Ouvert ce lundi, le procès des supporters sénégalais accusés de hooliganisme lors de la finale de la CAN 2025 a été immédiatement reporté.
L'affaire devait marquer un tournant judiciaire dans l'histoire du football africain. Ouvert ce lundi, le procès des supporters sénégalais accusés de hooliganisme lors de la finale de la dernière Coupe d'Afrique des Nations 2025 a pourtant été reporté dès son ouverture, selon des informations communiquées par la défense à l'AFP. Une première audience qui tourne court, mais qui révèle déjà la complexité de ce dossier explosif.
Une ouverture de procès avortée dès le premier jour
La Cour devait statuer ce lundi sur le sort de plusieurs supporters sénégalais interpellés à la suite d'incidents survenus en marge de la finale de la CAN 2025. Les faits reprochés sont graves : comportements violents, troubles à l'ordre public et actes qualifiés d'« hooliganisme » par les autorités compétentes. Des accusations qui résonnent comme un avertissement sévère adressé aux débordements qui ont entaché la compétition.
Mais dès l'ouverture, la procédure a été suspendue.

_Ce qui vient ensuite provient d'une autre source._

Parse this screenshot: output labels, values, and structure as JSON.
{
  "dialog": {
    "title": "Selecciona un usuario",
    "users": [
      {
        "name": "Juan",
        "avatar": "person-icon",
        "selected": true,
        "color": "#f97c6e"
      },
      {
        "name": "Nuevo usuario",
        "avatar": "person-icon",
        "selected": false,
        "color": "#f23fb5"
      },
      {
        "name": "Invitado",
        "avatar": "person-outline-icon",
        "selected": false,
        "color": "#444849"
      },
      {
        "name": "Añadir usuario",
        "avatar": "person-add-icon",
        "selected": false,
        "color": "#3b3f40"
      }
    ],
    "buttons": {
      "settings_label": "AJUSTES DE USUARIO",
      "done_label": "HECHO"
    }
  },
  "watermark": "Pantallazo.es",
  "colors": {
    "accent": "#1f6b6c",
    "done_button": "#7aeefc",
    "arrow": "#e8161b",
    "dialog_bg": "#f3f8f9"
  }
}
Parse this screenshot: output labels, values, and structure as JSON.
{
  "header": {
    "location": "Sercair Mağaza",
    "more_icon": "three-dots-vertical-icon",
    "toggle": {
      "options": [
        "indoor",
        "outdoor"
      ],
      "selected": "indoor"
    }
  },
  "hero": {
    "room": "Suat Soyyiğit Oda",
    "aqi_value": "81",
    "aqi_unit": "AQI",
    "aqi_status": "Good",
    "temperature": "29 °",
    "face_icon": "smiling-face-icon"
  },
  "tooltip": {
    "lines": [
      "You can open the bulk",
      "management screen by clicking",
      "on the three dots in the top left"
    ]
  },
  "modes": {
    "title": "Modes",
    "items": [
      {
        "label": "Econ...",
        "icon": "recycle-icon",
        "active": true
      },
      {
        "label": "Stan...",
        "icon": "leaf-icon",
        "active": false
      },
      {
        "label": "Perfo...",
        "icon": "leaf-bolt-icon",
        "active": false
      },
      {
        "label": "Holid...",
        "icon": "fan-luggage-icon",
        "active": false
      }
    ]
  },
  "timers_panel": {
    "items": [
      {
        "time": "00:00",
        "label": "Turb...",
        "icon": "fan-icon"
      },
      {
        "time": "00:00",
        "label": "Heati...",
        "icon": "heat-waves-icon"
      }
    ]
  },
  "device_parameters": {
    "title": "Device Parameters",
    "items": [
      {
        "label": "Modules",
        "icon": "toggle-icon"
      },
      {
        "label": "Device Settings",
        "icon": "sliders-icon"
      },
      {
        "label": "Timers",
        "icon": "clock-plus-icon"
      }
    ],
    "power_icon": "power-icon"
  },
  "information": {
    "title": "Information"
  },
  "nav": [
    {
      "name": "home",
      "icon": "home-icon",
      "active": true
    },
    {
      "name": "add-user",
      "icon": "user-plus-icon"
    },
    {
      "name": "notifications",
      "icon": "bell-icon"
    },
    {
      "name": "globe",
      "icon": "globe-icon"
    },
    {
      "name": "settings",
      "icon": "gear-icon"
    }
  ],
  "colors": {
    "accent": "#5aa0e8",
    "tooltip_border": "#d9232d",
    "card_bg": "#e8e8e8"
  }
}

La défense, qui a confirmé le report auprès de l'agence française de presse, n'a pas encore précisé la nouvelle date d'audience. Ce délai supplémentaire laisse les accusés dans l'attente, tandis que les familles et les observateurs du football africain scrutent l'évolution de ce dossier sensible.
Le hooliganisme, fléau grandissant du football africain
Au-delà du cas sénégalais, cette affaire met en lumière un phénomène préoccupant : la montée en puissance du hooliganisme dans les stades africains. La CAN, vitrine continentale du football, ne peut se permettre de voir son image ternie par des violences à répétition. Les instances dirigeantes, à commencer par la Confédération Africaine de Football (CAF), sont attendues au tournant pour apporter des réponses concrètes et dissuasives.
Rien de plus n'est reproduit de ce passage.